Эллен потянулась за чашкой. Поставила ее на свой идеально плоский, подтянутый живот. Ей вспомнилась дочь. Ласковая улыбка тронула ее губы при мысли об очаровательной кудрявой девочке, играющей на полу среди разбросанных игрушек.

Рядом с этим воспоминанием возникло другое темноволосый, до боли красивый мужчина, сидящий рядом с ней на диване и обнимающий ее за плечи. Они любовались, как играет их дочка.

И, отлично зная, что все это ушло безвозвратно и теперь только причиняет тоскливую боль, Эллен сурово приказала воспоминаниям удалиться и переключила мысли на более безопасные и приземленные радости жизни.

— Счастье — это чашка горячего чая после длинного, тяжелого дня, — радостно объявила она пустой комнате, чувствуя, как усталость медленно уходит через вытертую ткань дивана. — И зачем нужен китайский фарфор?

Без тени сожаления Эллен вспоминала шикарный особняк в Девоне, с целым штатом прислуги, где она выросла. Ее отец, властный и сильный мужчина, отказавшийся от нее в тот же миг, когда она объявила, что выходит замуж за водителя грузовика, неловко чувствовал себя в этом великолепии, как и многие люди, добившиеся всего сами. С грустью Эллен вспомнила мать, нервную женщину, оторванную от своих корней и жившую в полном подчинении у мужа. Эллен была почти уверена, что в этой убогой квартирке она счастливее, нежели они — там.

Удивительно, как переменилась ее жизнь. И больше всего — она сама. Эллен с усмешкой поправила стриженые волосы. Когда-то у нее были роскошные длинные волосы. Люк их обожал. Он любил зарываться лицом в ее надушенные пряди и перебирать их. Но все это в прошлом. С легкой грустью Эллен запустила пальцы в свои короткие волосы.

Сердито пожав плечами, она отмахнулась от назойливых воспоминаний об их разрушенном браке. Теперь это для нее — только прошлый опыт. Негативный. Теперь все иначе. Эллен допила чай и со вздохом сожаления отставила чашку.

У нее еще оставалось полчаса на заслуженный отдых. Шоколадка, которую можно было смаковать кусочек за кусочком; непрочитанный пестрый журнал, одолженный ей одной девушкой на работе. Эллен даже улыбнулась тому, что способна радоваться таким обыденным вещам.

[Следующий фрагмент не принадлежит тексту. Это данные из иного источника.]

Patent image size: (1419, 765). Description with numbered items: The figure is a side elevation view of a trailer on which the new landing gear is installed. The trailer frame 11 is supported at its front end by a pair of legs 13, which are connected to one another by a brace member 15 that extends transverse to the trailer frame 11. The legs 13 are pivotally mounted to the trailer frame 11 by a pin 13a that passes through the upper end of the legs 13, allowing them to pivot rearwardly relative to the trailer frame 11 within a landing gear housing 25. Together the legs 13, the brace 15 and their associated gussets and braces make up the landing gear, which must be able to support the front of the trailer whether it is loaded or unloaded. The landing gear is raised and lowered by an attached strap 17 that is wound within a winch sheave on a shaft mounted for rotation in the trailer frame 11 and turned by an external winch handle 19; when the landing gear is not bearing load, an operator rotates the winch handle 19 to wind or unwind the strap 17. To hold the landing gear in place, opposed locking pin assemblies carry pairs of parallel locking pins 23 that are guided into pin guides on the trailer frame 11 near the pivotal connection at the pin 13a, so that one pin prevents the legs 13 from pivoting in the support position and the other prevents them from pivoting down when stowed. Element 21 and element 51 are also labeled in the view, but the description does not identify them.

Она задумчиво пошевелила пальцами босых ног. Через полчаса ей предстоит идти на вечернюю работу. Нашла она ее совершенно случайно. После рождения Джеммы она долго болела и брала уроки рисования в качестве терапии. Однажды модель, позировавшая им, объявила, что уезжает за границу, и Эллен пришлось временно занять ее место, несмотря на боязнь позировать обнаженной. Что-то необычное произошло, когда она начала позировать. Она снова поверила в себя. Добрый, милый Пол — их преподаватель — отнесся с уважением к ее стыдливости, весь класс был к ней очень внимателен, и скоро она почувствовала, что может им доверять. Теперь она вполне спокойно могла демонстрировать свое тело, понимая, что зрители заинтересованы исключительно в верном изображении частей человеческого тела. Эти люди были ее друзьями, и ей нравилось видеться с ними.

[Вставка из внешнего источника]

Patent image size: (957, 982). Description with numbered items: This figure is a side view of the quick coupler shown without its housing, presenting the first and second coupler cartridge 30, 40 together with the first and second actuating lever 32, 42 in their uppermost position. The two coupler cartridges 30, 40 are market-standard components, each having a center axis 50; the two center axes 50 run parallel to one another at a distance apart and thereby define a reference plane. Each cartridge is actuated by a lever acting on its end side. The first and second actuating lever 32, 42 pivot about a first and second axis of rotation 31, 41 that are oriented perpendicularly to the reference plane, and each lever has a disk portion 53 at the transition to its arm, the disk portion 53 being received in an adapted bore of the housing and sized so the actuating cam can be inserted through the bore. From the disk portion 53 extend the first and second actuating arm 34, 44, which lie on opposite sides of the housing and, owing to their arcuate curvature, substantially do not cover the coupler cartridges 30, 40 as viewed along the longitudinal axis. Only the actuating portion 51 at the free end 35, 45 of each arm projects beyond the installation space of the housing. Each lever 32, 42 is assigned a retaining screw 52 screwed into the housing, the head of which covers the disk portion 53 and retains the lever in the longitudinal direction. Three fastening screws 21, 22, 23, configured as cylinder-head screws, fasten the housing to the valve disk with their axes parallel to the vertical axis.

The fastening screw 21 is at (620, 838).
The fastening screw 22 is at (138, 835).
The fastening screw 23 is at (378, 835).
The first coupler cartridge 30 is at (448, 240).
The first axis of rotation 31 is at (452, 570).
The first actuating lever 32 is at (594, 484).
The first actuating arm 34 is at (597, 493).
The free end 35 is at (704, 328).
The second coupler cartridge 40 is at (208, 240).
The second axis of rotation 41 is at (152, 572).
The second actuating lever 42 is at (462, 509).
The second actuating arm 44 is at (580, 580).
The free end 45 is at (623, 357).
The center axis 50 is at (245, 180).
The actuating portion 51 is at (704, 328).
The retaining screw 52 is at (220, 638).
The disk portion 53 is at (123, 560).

Конечно, Люку этого не понять. Возможно, если он узнает, то запретит ей видеться с Джеммой. Благодарение Богу, он никогда не приближается к ней! Вздохнув, она принялась стряхивать с живота хлебные крошки. Люк всегда присылал к ней своего преданного помощника, который привозил и увозил Джемму ровно четыре раза в год, когда дочь приезжала на встречу с матерью.

У Эллен затвердели скулы. Люк избегает ее, не может на нее смотреть, как будто она Горгона. Конечно, она ведь совершила смертный грех, уйдя от него, оставив шестимесячную дочку. Никто не вправе поступить так с мужчиной-итальянцем и остаться безнаказанным.

— Вот черт! — пробормотала она сквозь зубы. Несмотря на все предосторожности, она снова предалась воспоминаниям и теперь дрожала, как осиновый лист, в приступе нервной лихорадки и мучительно боролась с тошнотой.